I think in allopathic medicine, they just assume it’s going to happen. And to some degree in functional medicine, a lot of practitioners believe that the body “forgot how to do it,” and so therefore they need to give T3 to optimize the physiology.
But just putting T3 into the bloodstream, just like T4, doesn’t necessarily restore the problem, which is what’s creating this cell stress or inflammatory process.
(06:07)
The immune-inflammatory process that caused the Graves’ disease, the thyroid changes, the thyroiditis, the hyperthyroid, this abnormal tissue is likely still present. Even though you’ve removed or destroyed the gland, that doesn’t change the fact that we’ve got this immune-inflammatory process going on as a result of some type of excessive stress load.
These same processes that trigger the damage at the thyroid gland are also going to have an impact on the ability to convert T4 to T3 at the cell and tissue level. The same thing that triggers the thyroiditis can also trigger “cell danger response,” which is what we call adaptive or allostatic thyroid hormone regulation. This basically means the cells are starting to perceive some type of threat, some type of danger signal. Certain tissues are going to be downregulated, other tissues are going to be upregulated.
So now, when we give more thyroid hormone, those tissues that are upregulated are going to become more hyperthyroid. The tissues that are already downregulated are going to become more hypothyroid. They’re not going to convert more of that thyroid hormone and upregulate their metabolism.
(07:49)
If you are under stress, or somebody’s attacking you, you’re not going to put a lot of energy into eating or having sex or taking a nap. You’re going to put energy into survival, fighting, running, trying to get away from the threat or beat down the threat. The same thing happens at the cell.
Just because you put more thyroid hormone into the system – or any nutrient into the system – and want it to do something, doesn’t mean the cells are going to do that.
If you put more thyroid hormone into the system, but the cells are perceiving danger, the cells that are already upregulated are going to convert more of that T4 to T3 to upregulate.
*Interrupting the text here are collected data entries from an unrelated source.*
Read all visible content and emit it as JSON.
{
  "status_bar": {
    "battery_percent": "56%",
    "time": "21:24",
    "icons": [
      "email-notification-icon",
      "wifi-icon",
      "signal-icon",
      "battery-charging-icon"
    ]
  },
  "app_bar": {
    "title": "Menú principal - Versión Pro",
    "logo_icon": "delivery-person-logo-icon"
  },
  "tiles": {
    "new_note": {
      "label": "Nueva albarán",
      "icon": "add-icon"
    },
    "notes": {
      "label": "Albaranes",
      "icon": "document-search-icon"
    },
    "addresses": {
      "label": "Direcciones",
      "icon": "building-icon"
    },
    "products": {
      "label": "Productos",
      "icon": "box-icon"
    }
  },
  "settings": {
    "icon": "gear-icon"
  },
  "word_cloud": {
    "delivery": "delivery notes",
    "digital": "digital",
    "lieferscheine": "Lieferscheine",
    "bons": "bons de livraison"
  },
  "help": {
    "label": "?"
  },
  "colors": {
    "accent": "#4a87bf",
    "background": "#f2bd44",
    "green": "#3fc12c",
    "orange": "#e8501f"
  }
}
The defense mechanisms and the cells that are already being downregulated are going to deactivate more of that thyroid hormone. So certain tissues are going to become more hyperthyroid, certain tissues are going to become more hypothyroid, and you’re going to have these mixed hypo and hyperthyroid symptoms, which is what this person had.
(08:43)
So what do you need to do? We need to identify what’s driving this excessive cell stress response. Is it organisms? Is it toxins? Is it disrupted sleep? Is it emotional stress or trauma? Is it poor respiration? Is it GI disorders? Is it excessive physical stress?
We need to uncover what’s driving the stress response, and it’s usually not one thing. It’s not sexy. It takes work, it takes some time, but ultimately that’s the best long-term solution.
Once we identify what the stressors are, and usually it’s more than one, we need to remove or reduce them as much as possible so that we can downregulate the cell stress response, and then we can support the recovery of the cells, the tissues, the systems from this allostatic stress response back to a homeostatic normal regulating response.
That’s how we’re going to help somebody get their health, their quality of life, and their thyroid physiology back in order. It’s not some type of magic supplement that makes conversion better. It’s by addressing the root issues. That’s functional medicine.